Well, let me clarify a bit, off I went tooling around a great deal in rural New Mexico where I was afraid to let the gas gauge dip below half a tank (a practice that served me well until I started to return to city life). I visited great places too. I went to Lincoln, Roswell, saw White Sands, sat in the hot spring water in Truth or Consequences, ran around in some ghost towns, and took in a rafting trip outside of Taos.
And along the way, I applied the following lessons I learned from yoga to my trip:
Stay in the Moment
Don’t start thinking about what you’re doing tomorrow and don’t let your mind get wrapped up in what ifs. Just enjoy the space where you are now. That’s not to say I didn’t plan for the next day. Of course I did. I reviewed my maps and read up on the places I wanted to see the night before. But I didn’t let my mind get caught up in worrying about rattlesnakes (The Boyfriend seemed terribly worried about this on my behalf), getting lost (never happened), or any other crazy thought that popped into my head. I had a mild freak out moment when I realized once how far out into the middle of nowhere I was, but I reassured myself I knew how to read a map (no GPS – it was that remote) and calmed myself down.

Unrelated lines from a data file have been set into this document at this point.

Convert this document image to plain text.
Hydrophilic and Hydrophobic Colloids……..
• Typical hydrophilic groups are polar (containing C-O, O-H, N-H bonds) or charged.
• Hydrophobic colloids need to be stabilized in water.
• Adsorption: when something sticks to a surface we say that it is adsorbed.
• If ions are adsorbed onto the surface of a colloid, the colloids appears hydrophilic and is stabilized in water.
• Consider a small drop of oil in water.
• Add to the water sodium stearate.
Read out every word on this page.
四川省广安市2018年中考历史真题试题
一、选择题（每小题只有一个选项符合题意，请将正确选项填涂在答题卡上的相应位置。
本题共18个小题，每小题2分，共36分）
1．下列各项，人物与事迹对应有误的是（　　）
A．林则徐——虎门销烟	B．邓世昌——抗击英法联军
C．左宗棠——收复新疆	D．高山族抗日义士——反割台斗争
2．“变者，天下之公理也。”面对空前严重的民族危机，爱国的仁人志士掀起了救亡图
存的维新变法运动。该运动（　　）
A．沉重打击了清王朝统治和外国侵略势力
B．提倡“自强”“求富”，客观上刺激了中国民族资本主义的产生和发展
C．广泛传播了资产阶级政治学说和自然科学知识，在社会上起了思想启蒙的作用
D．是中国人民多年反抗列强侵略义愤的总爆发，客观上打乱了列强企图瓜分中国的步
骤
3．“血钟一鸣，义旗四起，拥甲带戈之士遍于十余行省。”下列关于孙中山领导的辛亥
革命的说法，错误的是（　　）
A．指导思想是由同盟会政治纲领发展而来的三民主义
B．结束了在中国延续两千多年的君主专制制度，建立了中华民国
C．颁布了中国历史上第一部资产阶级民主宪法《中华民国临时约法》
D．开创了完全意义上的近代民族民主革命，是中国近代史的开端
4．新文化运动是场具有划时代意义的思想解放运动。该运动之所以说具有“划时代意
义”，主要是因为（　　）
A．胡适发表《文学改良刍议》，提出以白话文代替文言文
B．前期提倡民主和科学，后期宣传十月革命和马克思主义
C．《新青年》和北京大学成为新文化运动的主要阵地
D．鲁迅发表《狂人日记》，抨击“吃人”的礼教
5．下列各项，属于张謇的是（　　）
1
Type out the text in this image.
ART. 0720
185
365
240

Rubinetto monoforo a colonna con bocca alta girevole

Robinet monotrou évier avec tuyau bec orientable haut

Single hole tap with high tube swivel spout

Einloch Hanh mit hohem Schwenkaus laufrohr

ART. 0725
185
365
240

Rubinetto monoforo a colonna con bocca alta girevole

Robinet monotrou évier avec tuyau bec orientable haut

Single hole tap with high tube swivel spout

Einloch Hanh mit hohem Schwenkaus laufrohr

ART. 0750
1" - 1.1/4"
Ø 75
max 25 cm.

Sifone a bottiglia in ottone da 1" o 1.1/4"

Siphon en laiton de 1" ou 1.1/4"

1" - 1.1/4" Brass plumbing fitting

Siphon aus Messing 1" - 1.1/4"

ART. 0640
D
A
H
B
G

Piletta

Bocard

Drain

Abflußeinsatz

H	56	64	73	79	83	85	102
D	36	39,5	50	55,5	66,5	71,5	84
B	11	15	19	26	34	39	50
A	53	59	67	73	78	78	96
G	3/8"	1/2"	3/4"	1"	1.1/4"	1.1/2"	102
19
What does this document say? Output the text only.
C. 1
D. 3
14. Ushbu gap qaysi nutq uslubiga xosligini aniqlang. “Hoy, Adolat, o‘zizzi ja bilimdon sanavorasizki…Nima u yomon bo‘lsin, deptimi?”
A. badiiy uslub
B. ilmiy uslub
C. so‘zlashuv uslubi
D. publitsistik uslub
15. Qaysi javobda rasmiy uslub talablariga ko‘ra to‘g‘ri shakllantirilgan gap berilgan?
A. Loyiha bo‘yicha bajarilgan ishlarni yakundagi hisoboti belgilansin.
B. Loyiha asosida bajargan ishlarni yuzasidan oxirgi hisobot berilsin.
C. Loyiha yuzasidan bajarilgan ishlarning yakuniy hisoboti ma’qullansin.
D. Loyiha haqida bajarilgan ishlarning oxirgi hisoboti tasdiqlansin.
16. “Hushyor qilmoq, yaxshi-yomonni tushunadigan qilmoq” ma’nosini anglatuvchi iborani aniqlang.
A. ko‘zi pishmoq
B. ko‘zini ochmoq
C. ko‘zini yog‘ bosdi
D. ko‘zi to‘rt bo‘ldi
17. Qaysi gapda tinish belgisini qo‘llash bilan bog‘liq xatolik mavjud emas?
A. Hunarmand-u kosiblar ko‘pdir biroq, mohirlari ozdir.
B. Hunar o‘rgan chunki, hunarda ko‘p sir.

Yes, crazy thoughts did pop into my head. I acknowledged them but did not engage with them. I also dropped all preconceptions about what it meant to take a vacation by myself and just went with it. Turns out, it’s a very lovely thing.
This is the same thing as dropping all preconceptions about what your next class is going to be like or what your next posture within a class will be like. It will be what it will be, and you have some control over it but not 100%. Just go with what you’re given.
Is It Hot? I Didn’t Notice
At certain points, the heat really wasn’t too bad because of the elevation. At other times, like in Roswell, it was more noticeable. But it didn’t bother me. I was a bit peeved at myself for forgetting my hat in the car when I chose to walk a mile from one point of interest to the next in Roswell (when it was 95ish degrees), but I lived. And I stopped in a gas station to get some water. But seriously, 95 degrees? That’s a solid 10 degrees cooler than in the studio! I’ve got this.
I May Not Be Hydrated
Let’s be honest, my hydration isn’t optimal when I am on vacation. But the good thing is I know this. I am aware of how much I have/have not been drinking and I respond accordingly. I don’t put myself in situations where I’m going to get in trouble because of my lack of water intake. If I’ve learned nothing in my practice, it’s how to judge my own hydration levels.
You Can Do This
Anytime I found myself thinking, “Am I really out here wandering around all by myself?” or “How am I going to locate food when everything closes so early?” I reminded myself that I practice Bikram Yoga pretty much every single day. And that is hard enough in and of itself. So wandering around New Mexico by myself or locating food are not difficult tasks comparatively.
A Few Other Random Thoughts….
I didn’t do yoga. Ok – I went once in Albuquerque. But for the most part I did not do yoga for over a week. I didn’t even do crazy poses while I was out running around. I just let it go. And you know what? It was a great break. I did enjoy my one class – which I took later in the trip. I really needed it too as I was stiff. Having a mindful break from yoga can be a good thing. Yes, I was stiff when I got home and back into class again. No, I couldn’t go as deep in my postures as I could before I left. But that’s ok.
I cam back from this trip proud of myself. I did something I never imagined I could do – take a trip all by myself – and have a great time! But all along the way, I noticed how my practice made my trip a better experience. I have learned mindfulness, acceptance, and how to find peace within a given moment.